The court apothecary John Wolfgang Rumler was with the Prince's party at Kenilworth. He was involved in court theatre, and in 1621 had devised special theatrical makeup for Ben Jonson's masque, The Gypsies Metamorphosed to darken the actors' faces.[5] On 20 August 1624 Rumler and Dr James Chalmers, a Scottish court physician, went to an inn called the Red Lion on the green at Kenilworth. They were angry to find no food and drink and left disappointed, saying they might as well burn the inn's sign. A bystander called Gilbert Tonckes joined in their abuse of the landlord, but went on to criticise hospitality in Scotland, where it was thought few inns offered hospitality on the English model.

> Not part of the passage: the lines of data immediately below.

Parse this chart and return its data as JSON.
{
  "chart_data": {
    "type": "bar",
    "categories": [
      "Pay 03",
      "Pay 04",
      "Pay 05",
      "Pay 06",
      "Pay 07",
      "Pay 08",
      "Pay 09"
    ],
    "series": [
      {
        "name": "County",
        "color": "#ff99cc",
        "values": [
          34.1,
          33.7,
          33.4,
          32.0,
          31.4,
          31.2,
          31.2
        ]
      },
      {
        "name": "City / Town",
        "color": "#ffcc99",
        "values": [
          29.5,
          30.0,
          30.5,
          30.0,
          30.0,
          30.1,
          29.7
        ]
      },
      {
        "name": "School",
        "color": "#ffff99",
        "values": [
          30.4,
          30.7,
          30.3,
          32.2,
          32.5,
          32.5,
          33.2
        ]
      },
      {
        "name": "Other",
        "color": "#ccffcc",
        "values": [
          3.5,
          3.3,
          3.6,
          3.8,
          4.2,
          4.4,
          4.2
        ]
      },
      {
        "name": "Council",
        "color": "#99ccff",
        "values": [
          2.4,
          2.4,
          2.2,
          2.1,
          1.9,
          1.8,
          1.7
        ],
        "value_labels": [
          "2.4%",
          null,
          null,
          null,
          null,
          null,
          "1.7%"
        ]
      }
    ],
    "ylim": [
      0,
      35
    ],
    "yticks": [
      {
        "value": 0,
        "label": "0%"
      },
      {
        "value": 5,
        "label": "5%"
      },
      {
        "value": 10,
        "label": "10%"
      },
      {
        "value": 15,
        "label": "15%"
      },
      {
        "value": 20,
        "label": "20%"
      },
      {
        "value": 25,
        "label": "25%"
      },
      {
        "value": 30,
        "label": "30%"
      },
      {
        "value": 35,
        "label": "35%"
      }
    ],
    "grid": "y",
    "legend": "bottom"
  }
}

Chambers and Rumler, as servants of the Scottish-born King James took exception to this. The argument was renewed in the evening. Tonckes' speech against the Scots was considered seditious and he was examined by a magistrate. He begged for the king's mercy for himself and his wife.[6]

At this time a few printed works and manuscripts circulated in England, describing inns and hospitality in Scotland, some written with satirical intent.[7]

References

  1. ^ Martin Butler, The Stuart Court Masque and Political Culture (Cambridge, 2008), p. 361: John Nichols, The Progresses, Processions, and Magnificent Festivities of King James the First, vol. 4 (London, 1828), pp. 996-1000.
  2. ^ Nichols, Progresses, vol. 4 (London, 1828), pp. 713, 995-6.
  3. ^ Lesley Mickel, 'Royal self-assertion and the revision of chivalry: the entertainment at Kenilworth (1575), Jonson's Masque of Owls (1624), and the king's entertainment at Welbeck (1633)', The Modern Language Review, 109:4 (2014), pp. 953-976.
  4. ^ Nichols, Progresses, vol. 4 (London, 1828), pp. 997-1000.
  5. ^ Andrea Ria Stevens, Inventions of the Skin: The Painted Body in Early English Drama (Edinburgh, 2013), pp. 103-4: Sujata Iyengar, Shades of Difference: Mythologies of Skin Color in Early Modern England (Philadelphia, 2005), p. 190.
  6. ^ Mary Anne Everett Green, Calendar of State Papers Domestic, James I, 1623-1625, vol. 4 (London, 1859), p. 349, TNA SP14/173 ff.21-2.
  7. ^ P. Hume Brown, Early Travellers in Scotland (James Thin reprint, 1978).